Councilor Karen Cirillo, the chair of that committee who first proposed this idea back in January, said it’s critical for the city to ban plastic bags, “helping the environment and moving the city forward.”
“This is something we need to do,” added Councilor Jim Milinazzo.
More than 60 communities across the state have banned plastic bags. Westford recently passed a bylaw, which will go into effect in 2019.
Stores there will be required to offer recyclable paper bags or reusable bags instead, although certain kinds of disposable bags, such as those for produce and newspaper, will be allowed.
The details of the Lowell ban still need to be ironed out.
The subcommittee was looking at an ordinance that would ban plastic bags in stores larger than 3,000-square-feet, and would only apply to carryout bags used at stores.
“So there’s no hardship on smaller businesses,” Cirillo said about the 3,000-square-foot store detail.
Some bags could be exempt from the ban, such as: thin-film plastic bags used for dry cleaning, newspaper, flexible transparent covering for uncooked raw meat, poultry, raw fish, hard cheese, cold cuts, fruits, vegetables, baked goods or bread and wet items.

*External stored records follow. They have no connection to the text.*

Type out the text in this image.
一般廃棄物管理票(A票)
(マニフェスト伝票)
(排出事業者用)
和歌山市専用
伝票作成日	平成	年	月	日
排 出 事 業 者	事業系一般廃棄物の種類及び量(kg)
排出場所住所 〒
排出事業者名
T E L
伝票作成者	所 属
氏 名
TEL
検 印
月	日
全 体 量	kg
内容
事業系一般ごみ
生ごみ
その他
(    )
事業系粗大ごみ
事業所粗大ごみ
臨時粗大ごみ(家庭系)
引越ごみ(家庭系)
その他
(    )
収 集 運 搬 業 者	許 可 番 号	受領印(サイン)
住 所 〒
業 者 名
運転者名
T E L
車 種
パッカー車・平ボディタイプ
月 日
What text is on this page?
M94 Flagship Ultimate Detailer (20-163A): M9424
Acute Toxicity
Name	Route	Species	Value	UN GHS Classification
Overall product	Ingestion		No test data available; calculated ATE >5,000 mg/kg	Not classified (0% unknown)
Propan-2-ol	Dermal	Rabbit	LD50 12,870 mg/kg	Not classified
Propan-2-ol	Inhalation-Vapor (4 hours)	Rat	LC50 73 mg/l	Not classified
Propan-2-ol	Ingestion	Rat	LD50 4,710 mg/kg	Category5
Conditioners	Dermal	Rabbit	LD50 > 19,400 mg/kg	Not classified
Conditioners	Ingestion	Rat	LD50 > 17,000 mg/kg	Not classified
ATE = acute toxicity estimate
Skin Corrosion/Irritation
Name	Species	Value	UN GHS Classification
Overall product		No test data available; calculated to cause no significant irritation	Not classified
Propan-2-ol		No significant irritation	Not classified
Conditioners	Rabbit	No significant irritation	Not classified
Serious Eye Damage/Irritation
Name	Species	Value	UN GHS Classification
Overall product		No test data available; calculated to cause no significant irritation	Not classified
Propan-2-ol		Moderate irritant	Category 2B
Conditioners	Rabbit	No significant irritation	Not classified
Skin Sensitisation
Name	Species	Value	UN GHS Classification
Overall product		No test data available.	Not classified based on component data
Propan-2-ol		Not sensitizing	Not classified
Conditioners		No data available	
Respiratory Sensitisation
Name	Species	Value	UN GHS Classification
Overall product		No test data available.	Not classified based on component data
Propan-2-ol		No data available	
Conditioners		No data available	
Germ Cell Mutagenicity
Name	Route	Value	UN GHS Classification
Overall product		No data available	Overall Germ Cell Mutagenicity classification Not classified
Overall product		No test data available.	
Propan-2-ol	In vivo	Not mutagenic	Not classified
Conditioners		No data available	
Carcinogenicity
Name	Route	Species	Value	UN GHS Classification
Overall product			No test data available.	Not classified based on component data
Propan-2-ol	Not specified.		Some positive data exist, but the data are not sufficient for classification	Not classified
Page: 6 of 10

The city solicitor will come back with the specific details.
Councilor John Leahy said the smaller stores, under 3,000 square feet, should also be included.
“Let’s go all the way,” Leahy said.
The two in dissent were Councilors Rodney Elliott and Dave Conway.
Elliott said any legislation should be handled at the state level, and pointed to the legislation in the Statehouse to reduce plastic-bag pollution.
If Lowell passes a ban, residents would shop in neighboring towns where there’s no ban, and that would hurt city businesses, Elliott argued.
“I don’t know why we can’t wait a couple months for the state,” Conway said. “If they don’t approve it, we can come back and vote it in.”
Elliott proposed the city solicitor prepare a resolution endorsing the Statehouse bill to ban plastic bags. The council supported that 8-0.
Elliott also proposed to include biodegradable bags as an alternative to plastic bags in the ordinance.
“It’s friendly to the environment,” he said.
Cirillo pushed back at the amendment, saying the biodegradable bags are similar to plastic bags.
“It’s switching over from one problem to another problem,” she said.
The amendment failed 2-6. Councilor Rita Mercier was absent Tuesday night.